# New to vaping - advice Twisp and iJust2



## khandro (16/10/16)

Hi everyone. I gave up smoking 2 weeks ago - with the Twisp Edge - standard vaping gateway device. Worked well to stop smoking but flavour diminished and after reading forums I purchased the iJust2 kit. The flavour is awesome and it is a better experience than the Twisp but it gets very hot. Also it is much larger and as I am an older vaper I think my friends will think I'm smoking crack or something. So - the advice I need is:

1. what can i get to fit on the Twisp battery that will give a better experience? What size coils will I need? (I will use this device with friends when out so as not to frighten the innocent).
2. Does the rinsing coils in hot water or vodka work or will I risk damaging the device or spoiling my vaping experience?
3. why does the iJust 2 get so hot. I am using an 0.3 OHM coil. Would the 0.5 work better?

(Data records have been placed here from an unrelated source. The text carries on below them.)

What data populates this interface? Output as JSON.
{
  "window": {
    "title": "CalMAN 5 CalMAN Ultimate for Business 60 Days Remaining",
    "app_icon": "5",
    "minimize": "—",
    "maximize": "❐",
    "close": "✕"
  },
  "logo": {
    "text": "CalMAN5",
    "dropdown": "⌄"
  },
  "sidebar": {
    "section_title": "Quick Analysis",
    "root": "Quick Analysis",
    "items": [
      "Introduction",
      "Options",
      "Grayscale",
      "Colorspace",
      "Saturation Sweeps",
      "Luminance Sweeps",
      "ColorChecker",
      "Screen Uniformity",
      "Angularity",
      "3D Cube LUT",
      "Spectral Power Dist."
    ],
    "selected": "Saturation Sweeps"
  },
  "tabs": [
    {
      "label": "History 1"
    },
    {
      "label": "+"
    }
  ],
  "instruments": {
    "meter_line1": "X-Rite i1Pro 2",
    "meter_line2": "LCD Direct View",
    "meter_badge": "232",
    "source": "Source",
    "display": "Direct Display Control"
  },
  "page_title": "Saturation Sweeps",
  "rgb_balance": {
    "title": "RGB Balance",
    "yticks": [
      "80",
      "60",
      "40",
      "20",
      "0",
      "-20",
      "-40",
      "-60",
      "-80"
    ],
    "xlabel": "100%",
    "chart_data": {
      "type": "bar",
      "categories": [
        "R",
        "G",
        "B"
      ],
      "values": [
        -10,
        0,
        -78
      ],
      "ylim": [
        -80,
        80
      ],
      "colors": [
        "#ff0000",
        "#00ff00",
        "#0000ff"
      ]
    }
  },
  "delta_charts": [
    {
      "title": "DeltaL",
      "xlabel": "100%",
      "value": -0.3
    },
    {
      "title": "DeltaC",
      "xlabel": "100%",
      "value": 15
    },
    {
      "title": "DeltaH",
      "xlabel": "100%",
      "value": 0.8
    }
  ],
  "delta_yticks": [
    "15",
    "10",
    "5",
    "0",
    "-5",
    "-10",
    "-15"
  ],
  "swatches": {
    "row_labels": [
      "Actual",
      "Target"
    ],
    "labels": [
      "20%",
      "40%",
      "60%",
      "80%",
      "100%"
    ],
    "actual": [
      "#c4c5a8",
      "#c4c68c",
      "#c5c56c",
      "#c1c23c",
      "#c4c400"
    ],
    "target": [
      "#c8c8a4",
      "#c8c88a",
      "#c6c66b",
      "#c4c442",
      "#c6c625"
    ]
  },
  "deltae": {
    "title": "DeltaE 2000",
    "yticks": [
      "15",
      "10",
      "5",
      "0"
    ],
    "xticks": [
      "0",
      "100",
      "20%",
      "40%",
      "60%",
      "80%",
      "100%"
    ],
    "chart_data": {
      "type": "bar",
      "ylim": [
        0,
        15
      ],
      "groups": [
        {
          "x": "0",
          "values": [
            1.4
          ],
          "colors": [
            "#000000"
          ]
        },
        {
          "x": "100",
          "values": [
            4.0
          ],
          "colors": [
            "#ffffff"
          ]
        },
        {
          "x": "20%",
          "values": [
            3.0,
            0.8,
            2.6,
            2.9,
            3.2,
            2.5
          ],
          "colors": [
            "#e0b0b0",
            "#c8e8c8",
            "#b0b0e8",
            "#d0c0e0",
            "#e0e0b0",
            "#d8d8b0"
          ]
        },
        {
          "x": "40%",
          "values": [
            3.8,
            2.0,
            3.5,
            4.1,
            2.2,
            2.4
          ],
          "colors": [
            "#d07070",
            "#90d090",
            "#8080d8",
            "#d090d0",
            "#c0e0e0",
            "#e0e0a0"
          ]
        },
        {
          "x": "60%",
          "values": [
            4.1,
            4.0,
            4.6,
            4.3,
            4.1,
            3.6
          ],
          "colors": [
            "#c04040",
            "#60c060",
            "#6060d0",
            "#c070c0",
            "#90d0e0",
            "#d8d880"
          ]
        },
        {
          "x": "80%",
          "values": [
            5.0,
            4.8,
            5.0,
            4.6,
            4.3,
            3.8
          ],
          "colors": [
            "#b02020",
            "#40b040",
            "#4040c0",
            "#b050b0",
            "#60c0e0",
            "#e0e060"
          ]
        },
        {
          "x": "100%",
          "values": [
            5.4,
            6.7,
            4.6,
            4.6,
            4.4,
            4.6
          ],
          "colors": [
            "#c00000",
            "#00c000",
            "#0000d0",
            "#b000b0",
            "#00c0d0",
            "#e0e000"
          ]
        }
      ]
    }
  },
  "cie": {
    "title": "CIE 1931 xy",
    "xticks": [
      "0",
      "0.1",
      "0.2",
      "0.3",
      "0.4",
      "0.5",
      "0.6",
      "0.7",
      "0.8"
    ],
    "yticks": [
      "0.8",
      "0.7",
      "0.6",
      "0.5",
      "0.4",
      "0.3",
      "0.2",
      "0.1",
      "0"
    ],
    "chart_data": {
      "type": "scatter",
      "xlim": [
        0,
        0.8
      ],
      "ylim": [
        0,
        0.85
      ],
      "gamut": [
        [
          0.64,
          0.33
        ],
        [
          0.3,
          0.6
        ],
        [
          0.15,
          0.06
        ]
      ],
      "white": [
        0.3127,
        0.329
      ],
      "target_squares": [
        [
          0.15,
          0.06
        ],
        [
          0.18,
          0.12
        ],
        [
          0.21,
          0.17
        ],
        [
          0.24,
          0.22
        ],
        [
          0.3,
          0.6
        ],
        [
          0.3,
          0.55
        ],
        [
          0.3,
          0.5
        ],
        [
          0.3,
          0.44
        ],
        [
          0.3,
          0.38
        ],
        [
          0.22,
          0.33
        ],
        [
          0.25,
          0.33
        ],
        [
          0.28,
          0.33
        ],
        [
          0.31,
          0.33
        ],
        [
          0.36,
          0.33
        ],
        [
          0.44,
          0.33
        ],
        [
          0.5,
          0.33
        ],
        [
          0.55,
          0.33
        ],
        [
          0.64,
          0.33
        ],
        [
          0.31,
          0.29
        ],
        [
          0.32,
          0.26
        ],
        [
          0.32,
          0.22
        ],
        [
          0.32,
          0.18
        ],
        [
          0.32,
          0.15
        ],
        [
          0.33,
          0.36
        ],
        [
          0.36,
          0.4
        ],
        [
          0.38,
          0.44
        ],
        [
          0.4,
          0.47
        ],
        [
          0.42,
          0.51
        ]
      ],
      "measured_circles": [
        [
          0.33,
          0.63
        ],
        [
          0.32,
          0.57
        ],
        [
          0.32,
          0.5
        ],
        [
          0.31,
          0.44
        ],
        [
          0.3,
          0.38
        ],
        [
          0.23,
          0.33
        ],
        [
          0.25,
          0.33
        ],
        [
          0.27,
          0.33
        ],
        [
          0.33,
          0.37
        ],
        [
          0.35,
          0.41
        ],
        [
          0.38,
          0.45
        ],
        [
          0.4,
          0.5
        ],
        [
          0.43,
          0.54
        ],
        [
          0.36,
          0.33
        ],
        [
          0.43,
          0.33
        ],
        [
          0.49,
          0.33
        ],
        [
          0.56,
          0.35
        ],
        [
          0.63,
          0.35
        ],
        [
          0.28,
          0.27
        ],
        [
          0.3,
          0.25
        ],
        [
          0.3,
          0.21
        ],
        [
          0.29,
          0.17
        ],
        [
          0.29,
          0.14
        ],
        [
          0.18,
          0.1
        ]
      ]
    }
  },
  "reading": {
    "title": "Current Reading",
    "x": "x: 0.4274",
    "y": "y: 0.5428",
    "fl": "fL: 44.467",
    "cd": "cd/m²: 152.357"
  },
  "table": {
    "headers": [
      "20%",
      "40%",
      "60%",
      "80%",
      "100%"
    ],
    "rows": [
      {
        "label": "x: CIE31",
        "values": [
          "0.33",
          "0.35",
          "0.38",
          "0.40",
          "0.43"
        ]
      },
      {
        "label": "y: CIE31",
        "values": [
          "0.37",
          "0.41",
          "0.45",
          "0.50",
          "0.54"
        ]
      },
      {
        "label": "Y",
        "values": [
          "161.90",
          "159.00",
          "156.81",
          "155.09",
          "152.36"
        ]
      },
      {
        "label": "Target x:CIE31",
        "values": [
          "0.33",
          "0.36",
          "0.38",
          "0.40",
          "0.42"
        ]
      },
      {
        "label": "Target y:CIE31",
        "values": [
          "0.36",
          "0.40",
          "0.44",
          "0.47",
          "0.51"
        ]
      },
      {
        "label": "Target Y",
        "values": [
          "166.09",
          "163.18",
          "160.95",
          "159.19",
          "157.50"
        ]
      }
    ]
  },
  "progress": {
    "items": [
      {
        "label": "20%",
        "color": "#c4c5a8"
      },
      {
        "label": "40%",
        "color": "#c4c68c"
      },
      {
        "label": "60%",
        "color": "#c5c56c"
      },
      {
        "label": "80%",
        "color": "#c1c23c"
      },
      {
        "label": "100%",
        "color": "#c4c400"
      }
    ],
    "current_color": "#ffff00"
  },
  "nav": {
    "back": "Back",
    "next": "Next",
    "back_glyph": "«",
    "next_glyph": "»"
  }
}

Thanks for the help in advance.


----------



## KZOR (16/10/16)

Hi ....welcome to the world of vaping. 

1) I would rather put something on the ijust since the battery is stronger and tube wider ...... more options to play around with.
2) Vodka will dissolve the coil gunk faster than water will, and will help remove any residual flavors in the wick. Be sure so soak them in water after though.
3) The device was made with a heatsink so regular use should not heat up the tank too much. Make sure you have maximum airflow as to reduce heat build-up.
O.5 Ohm will work better since the resistance is higher but will release less vapour for the same draw strength.


----------